Par un mémoire en défense enregistré le 11 avril 2022, le préfet de police conclut au rejet de la requête.
Il soutient que :
- la requête est irrecevable, en ce qu'elle est dirigée contre un acte non susceptible de recours ;
- les autres moyens soulevés par M. A ne sont pas fondés.
Par ordonnance du 4 juillet 2022, la clôture d'instruction a été fixée au 5 août 2022.
M. A a été admis au bénéfice de l'aide juridictionnelle totale par une décision du
20 janvier 2022 du bureau d'aide juridictionnelle près le tribunal judiciaire de Paris.
Vu les autres pièces du dossier.
Vu :
- le règlement n° 1560/2003 du 2 septembre 2003 ;
- le règlement (UE) n° 604/2013 du 26 juin 2013
- le code de l'entrée et du séjour des étrangers et du droit d'asile ;
- la loi n° 91-647 du 10 juillet 1991 ;
- le code de justice administrative.
Le président de la formation de jugement a dispensé le rapporteur public, sur sa proposition, de prononcer des conclusions à l'audience.
Les parties ont été régulièrement averties du jour de l'audience.
Le rapport de Mme B a été entendu au cours de l'audience publique, tenue en présence de Mme Sueur, greffière d'audience.
Considérant ce qui suit :
1. M. A, ressortissant afghan né le 1er juin 1988, a présenté une demande d'asile auprès de la préfecture de la Seine-Saint-Denis le 31 mars 2021. Par un arrêté du 7 juin 2021,
le préfet de la Seine-Saint-Denis a décidé de son transfert vers l'Allemagne. La décision de transfert n'ayant pas été exécutée et estimant que la France était devenue responsable de l'examen de sa demande d'asile, M. A s'est rendu à la préfecture de police de Paris en vue d'y faire enregistrer une nouvelle en procédure normale le 8 novembre 2021. Cette demande a fait l'objet d'un refus verbal de la part de l'agent l'ayant examiné, au motif que l'intéressé était en fuite. Par la présente requête, M. A demande l'annulation de la décision du 8 novembre 2021 par laquelle le préfet de police a refusé d'enregistrer sa demande d'asile en France.
Sur la demande d'admission provisoire à l'aide juridictionnelle :
2. M. A a été admis au bénéfice de l'aide juridictionnelle totale par une décision du 20 janvier 2022 du bureau d'aide juridictionnelle près le tribunal judiciaire de Paris.
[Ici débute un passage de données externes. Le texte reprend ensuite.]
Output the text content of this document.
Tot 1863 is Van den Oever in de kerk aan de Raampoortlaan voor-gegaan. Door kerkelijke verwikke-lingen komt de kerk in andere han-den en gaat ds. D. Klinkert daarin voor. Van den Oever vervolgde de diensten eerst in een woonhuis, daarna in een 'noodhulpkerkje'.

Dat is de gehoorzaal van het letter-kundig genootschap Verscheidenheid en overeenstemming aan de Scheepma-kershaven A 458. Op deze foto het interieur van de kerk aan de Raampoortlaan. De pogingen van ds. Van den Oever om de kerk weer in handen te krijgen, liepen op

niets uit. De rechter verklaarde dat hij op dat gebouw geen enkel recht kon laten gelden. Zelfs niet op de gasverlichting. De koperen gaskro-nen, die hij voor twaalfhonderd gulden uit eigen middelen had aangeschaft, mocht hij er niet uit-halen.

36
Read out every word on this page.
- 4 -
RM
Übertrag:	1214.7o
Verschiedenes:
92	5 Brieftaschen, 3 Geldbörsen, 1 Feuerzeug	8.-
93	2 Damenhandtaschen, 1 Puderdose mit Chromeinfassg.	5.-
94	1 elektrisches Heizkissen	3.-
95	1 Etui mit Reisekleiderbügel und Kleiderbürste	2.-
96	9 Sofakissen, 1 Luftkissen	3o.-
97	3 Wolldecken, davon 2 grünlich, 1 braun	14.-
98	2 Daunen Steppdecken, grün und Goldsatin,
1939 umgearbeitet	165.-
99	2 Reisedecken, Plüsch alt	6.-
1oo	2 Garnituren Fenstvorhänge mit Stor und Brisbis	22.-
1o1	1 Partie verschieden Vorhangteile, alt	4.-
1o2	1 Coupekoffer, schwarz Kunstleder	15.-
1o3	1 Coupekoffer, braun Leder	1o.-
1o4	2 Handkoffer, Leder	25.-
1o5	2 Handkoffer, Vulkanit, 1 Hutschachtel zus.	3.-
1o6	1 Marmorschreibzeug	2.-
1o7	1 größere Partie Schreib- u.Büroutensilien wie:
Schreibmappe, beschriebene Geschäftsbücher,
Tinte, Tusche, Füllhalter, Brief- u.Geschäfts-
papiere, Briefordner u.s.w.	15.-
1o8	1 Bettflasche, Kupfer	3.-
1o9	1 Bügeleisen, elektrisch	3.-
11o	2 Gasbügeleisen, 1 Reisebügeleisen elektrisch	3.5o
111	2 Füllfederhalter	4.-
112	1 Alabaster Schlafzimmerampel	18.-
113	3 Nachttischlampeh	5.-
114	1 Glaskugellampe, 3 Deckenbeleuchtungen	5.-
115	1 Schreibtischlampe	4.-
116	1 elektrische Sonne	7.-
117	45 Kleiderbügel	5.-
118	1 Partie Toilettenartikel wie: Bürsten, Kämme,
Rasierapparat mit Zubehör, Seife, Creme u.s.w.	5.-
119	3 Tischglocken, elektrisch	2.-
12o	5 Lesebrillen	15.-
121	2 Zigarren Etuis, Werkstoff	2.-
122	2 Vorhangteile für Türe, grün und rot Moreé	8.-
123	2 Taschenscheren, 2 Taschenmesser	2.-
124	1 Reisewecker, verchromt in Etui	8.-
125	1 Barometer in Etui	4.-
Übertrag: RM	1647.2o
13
Il n'y a pas lieu, par suite, de l'admettre à titre provisoire au bénéfice de l'aide juridictionnelle.
Sur les conclusions à fin d'annulation :
3. En premier lieu, l'agent au guichet de la préfecture s'est borné à notifier oralement à M. A la décision non formalisée, qui est réputée émaner du préfet de police, refusant de reconnaître la compétence de la France pour examiner sa demande d'asile. Par suite, les moyens tirés de l'incompétence de l'agent de la préfecture pour refuser d'enregistrer sa demande d'asile et de l'insuffisance de motivation doivent être écartés.
4. En deuxième lieu, aux termes de l'article 9 du règlement (CE) n° 1560/2003 de la Commission du 2 septembre 2003 : " [] / 2. Il incombe à l'État membre qui, pour un des motifs visés à l'article 29, paragraphe 2, du règlement (UE) no 604/2013, ne peut procéder au transfert dans le délai normal de six mois à compter de la date de l'acceptation de la requête aux fins de prise en charge ou de reprise en charge de la personne concernée, ou de la décision finale sur le recours ou le réexamen en cas d'effet suspensif, d'informer l'État responsable avant l'expiration de ce délai. À défaut, la responsabilité du traitement de la demande de protection internationale et les autres obligations découlant du règlement (UE) no 604/2013 incombent à cet État membre conformément aux dispositions de l'article 29, paragraphe 2, dudit règlement.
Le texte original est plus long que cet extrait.